Depuis l’éclatement de la bulle immobilière et la crise financière consécutive – dont les
innovations financières étaient censées nous protéger – se sont multipliés les appels,
demeurés essentiellement incantatoires à ce jour, à la régulation d’une série de secteurs
économiques. Sans évidemment renoncer à ce louable objectif, près de trois années de
quasi paralysie en la matière devraient toutefois amener à s’interroger sur les vertus
apparemment très peu productives de ces appels.
L’hypothèse ici formulée est que, dans une série de domaines desquels l’État s’est
progressivement désengagé au cours des dernières décennies sous les coups de butoir
conjoints du New Public Management, des contraintes budgétaires liées à l’entrée dans
l’Euro et de la concurrence des territoires induites par la mondialisation, cette disparition
de l’État comme opérateur a très fortement obéré ses capacités à agir comme un régulateur
efficace et juste, notamment parce qu’il l’a privé des informations économiques que lui
fournissait les entreprises publiques. Ce désengagement de l’État comme producteur l’a
rendu particulièrement vulnérable aux lobbies les mieux organisés – et par conséquent les
mieux financés. La malheureuse saga de l’enlisement de la régulation financière en atteste
de manière presque caricaturale.
Avoir l’ambition de donner à l’État les moyens de jouer un rôle de régulation en matière
économique nécessite de repenser cette division conceptuelle, qui n’est qu’apparemment
évidente, entre État régulateur, d’une part et État opérateur et producteur, d’autre part.

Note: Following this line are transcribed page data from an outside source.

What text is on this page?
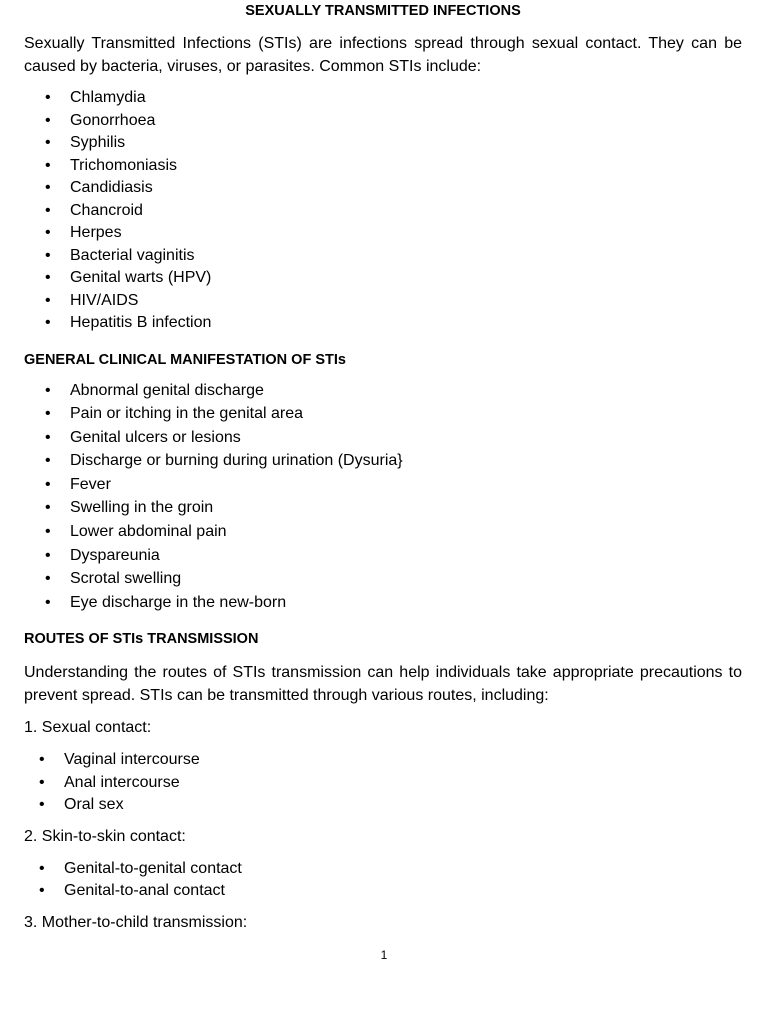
SEXUALLY TRANSMITTED INFECTIONS

Sexually Transmitted Infections (STIs) are infections spread through sexual contact. They can be caused by bacteria, viruses, or parasites. Common STIs include:

• Chlamydia
• Gonorrhoea
• Syphilis
• Trichomoniasis
• Candidiasis
• Chancroid
• Herpes
• Bacterial vaginitis
• Genital warts (HPV)
• HIV/AIDS
• Hepatitis B infection
GENERAL CLINICAL MANIFESTATION OF STIs
• Abnormal genital discharge
• Pain or itching in the genital area
• Genital ulcers or lesions
• Discharge or burning during urination (Dysuria}
• Fever
• Swelling in the groin
• Lower abdominal pain
• Dyspareunia
• Scrotal swelling
• Eye discharge in the new-born
ROUTES OF STIs TRANSMISSION

Understanding the routes of STIs transmission can help individuals take appropriate precautions to prevent spread. STIs can be transmitted through various routes, including:

1. Sexual contact:

• Vaginal intercourse
• Anal intercourse
• Oral sex

2. Skin-to-skin contact:

• Genital-to-genital contact
• Genital-to-anal contact

3. Mother-to-child transmission:

1
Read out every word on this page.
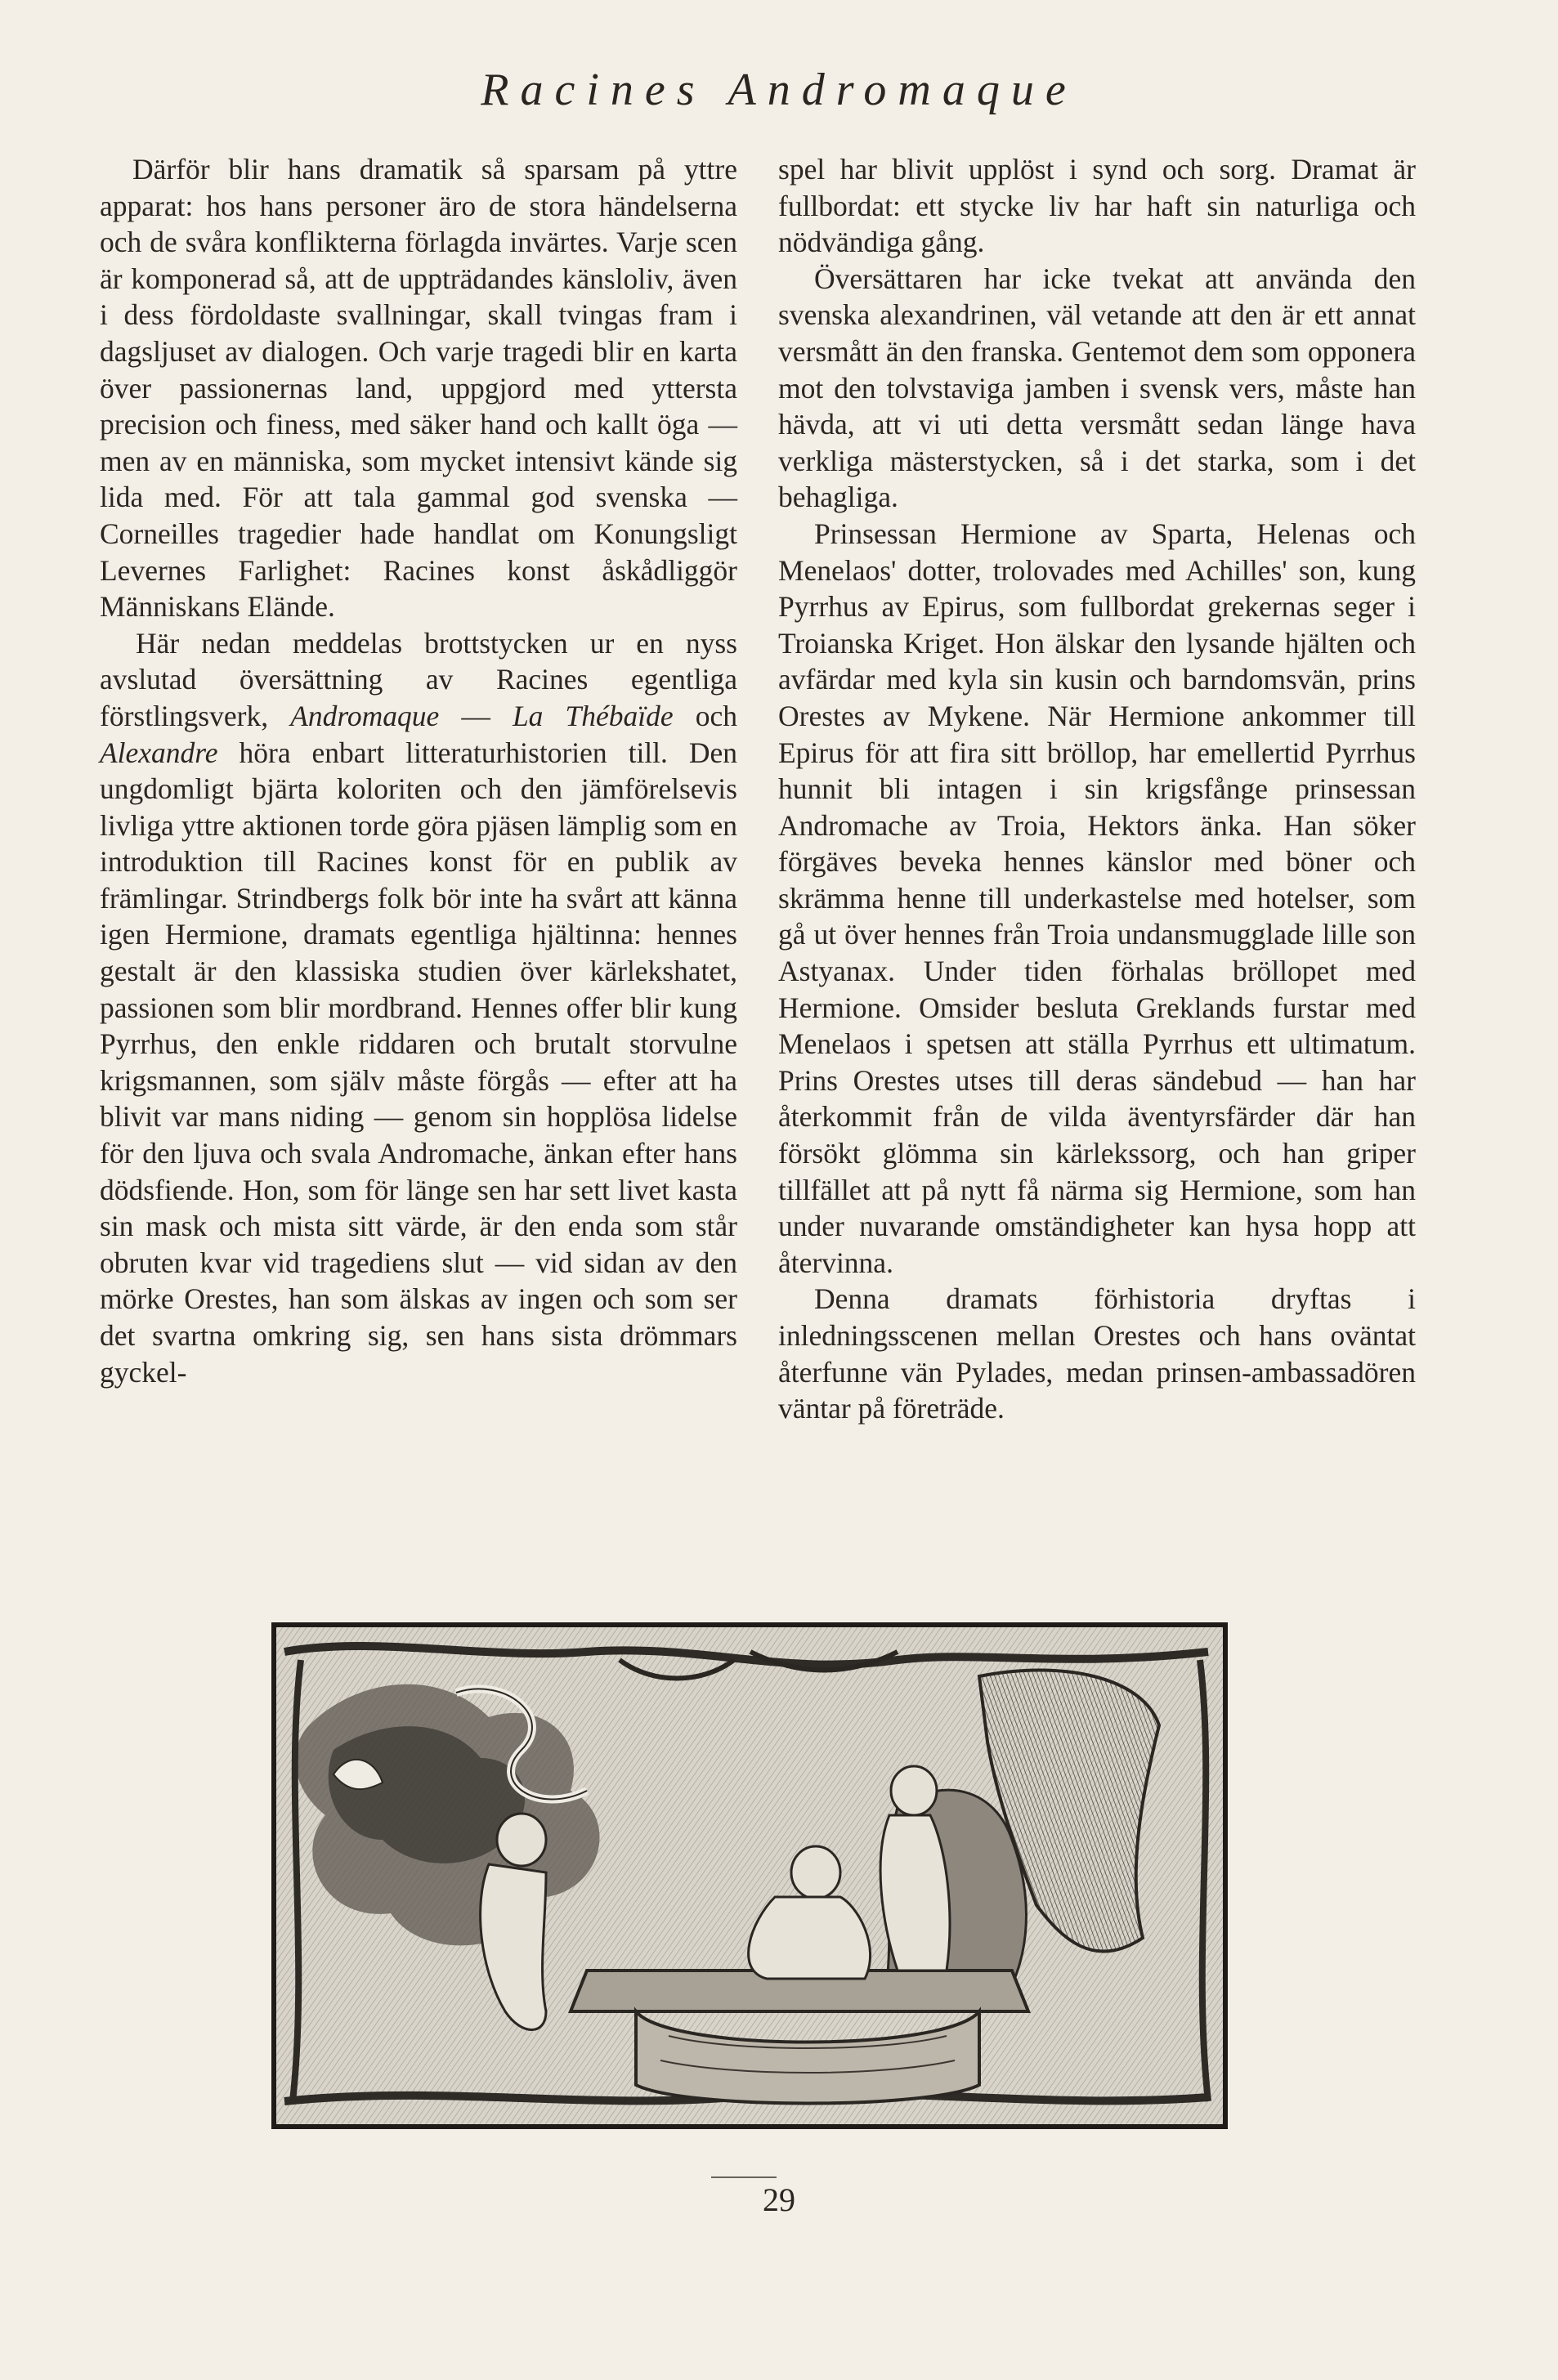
Racines Andromaque

Därför blir hans dramatik så sparsam på yttre apparat: hos hans personer äro de stora händelserna och de svåra konflikterna förlagda invärtes. Varje scen är komponerad så, att de uppträdandes känsloliv, även i dess fördoldaste svallningar, skall tvingas fram i dagsljuset av dialogen. Och varje tragedi blir en karta över passionernas land, uppgjord med yttersta precision och finess, med säker hand och kallt öga — men av en människa, som mycket intensivt kände sig lida med. För att tala gammal god svenska — Corneilles tragedier hade handlat om Konungsligt Levernes Farlighet: Racines konst åskådliggör Människans Elände.

Här nedan meddelas brottstycken ur en nyss avslutad översättning av Racines egentliga förstlingsverk, Andromaque — La Thébaïde och Alexandre höra enbart litteraturhistorien till. Den ungdomligt bjärta koloriten och den jämförelsevis livliga yttre aktionen torde göra pjäsen lämplig som en introduktion till Racines konst för en publik av främlingar. Strindbergs folk bör inte ha svårt att känna igen Hermione, dramats egentliga hjältinna: hennes gestalt är den klassiska studien över kärlekshatet, passionen som blir mordbrand. Hennes offer blir kung Pyrrhus, den enkle riddaren och brutalt storvulne krigsmannen, som själv måste förgås — efter att ha blivit var mans niding — genom sin hopplösa lidelse för den ljuva och svala Andromache, änkan efter hans dödsfiende. Hon, som för länge sen har sett livet kasta sin mask och mista sitt värde, är den enda som står obruten kvar vid tragediens slut — vid sidan av den mörke Orestes, han som älskas av ingen och som ser det svartna omkring sig, sen hans sista drömmars gyckel-

spel har blivit upplöst i synd och sorg. Dramat är fullbordat: ett stycke liv har haft sin naturliga och nödvändiga gång.

Översättaren har icke tvekat att använda den svenska alexandrinen, väl vetande att den är ett annat versmått än den franska. Gentemot dem som opponera mot den tolvstaviga jamben i svensk vers, måste han hävda, att vi uti detta versmått sedan länge hava verkliga mästerstycken, så i det starka, som i det behagliga.

Prinsessan Hermione av Sparta, Helenas och Menelaos' dotter, trolovades med Achilles' son, kung Pyrrhus av Epirus, som fullbordat grekernas seger i Troianska Kriget. Hon älskar den lysande hjälten och avfärdar med kyla sin kusin och barndomsvän, prins Orestes av Mykene. När Hermione ankommer till Epirus för att fira sitt bröllop, har emellertid Pyrrhus hunnit bli intagen i sin krigsfånge prinsessan Andromache av Troia, Hektors änka. Han söker förgäves beveka hennes känslor med böner och skrämma henne till underkastelse med hotelser, som gå ut över hennes från Troia undansmugglade lille son Astyanax. Under tiden förhalas bröllopet med Hermione. Omsider besluta Greklands furstar med Menelaos i spetsen att ställa Pyrrhus ett ultimatum. Prins Orestes utses till deras sändebud — han har återkommit från de vilda äventyrsfärder där han försökt glömma sin kärlekssorg, och han griper tillfället att på nytt få närma sig Hermione, som han under nuvarande omständigheter kan hysa hopp att återvinna.

Denna dramats förhistoria dryftas i inledningsscenen mellan Orestes och hans oväntat återfunne vän Pylades, medan prinsen-ambassadören väntar på företräde.

29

Renoncer à cet élément central du New Public Management et à sa foi dans l’efficacité
intrinsèque des marchés et de l’initiative privée implique de repenser à nouveaux frais le
rôle des politiques publiques, et notamment l’importance de l’État opérateur comme outil
public de connaissance de l’économie.
Ce retour de l’État opérateur, pour des raisons a minima cognitives, c’est-à-dire de
connaissance sur les domaines d’activité qu’il entend continuer – ou plutôt recommencer –
à réguler nécessitera des adaptations massives des outils législatifs – mais aussi des
routines de pensée – qui ont accompagné et scellé la victoire du néolibéralisme. Ce travail
d’ampleur à mener sur des fronts nombreux n’a malheureusement pas été préparé. En
effet, alors même qu’ils claironnaient leur foi dans l’économie de la connaissance, les
thuriféraires de la pensée néolibérale se montraient incapables de prendre acte des
conséquences particulièrement préjudiciables du mouvement d’enclosure (de
privatisation ?) dont cette connaissance était l’objet. Logés au cœur même des secteurs que
les autorités politiques entendent (re)réguler, le savoir et l’expertise pratique
indispensables à une régulation juste et efficace font désormais cruellement défaut à la
puissance publique qui s’est en quelque sorte auto-amputée.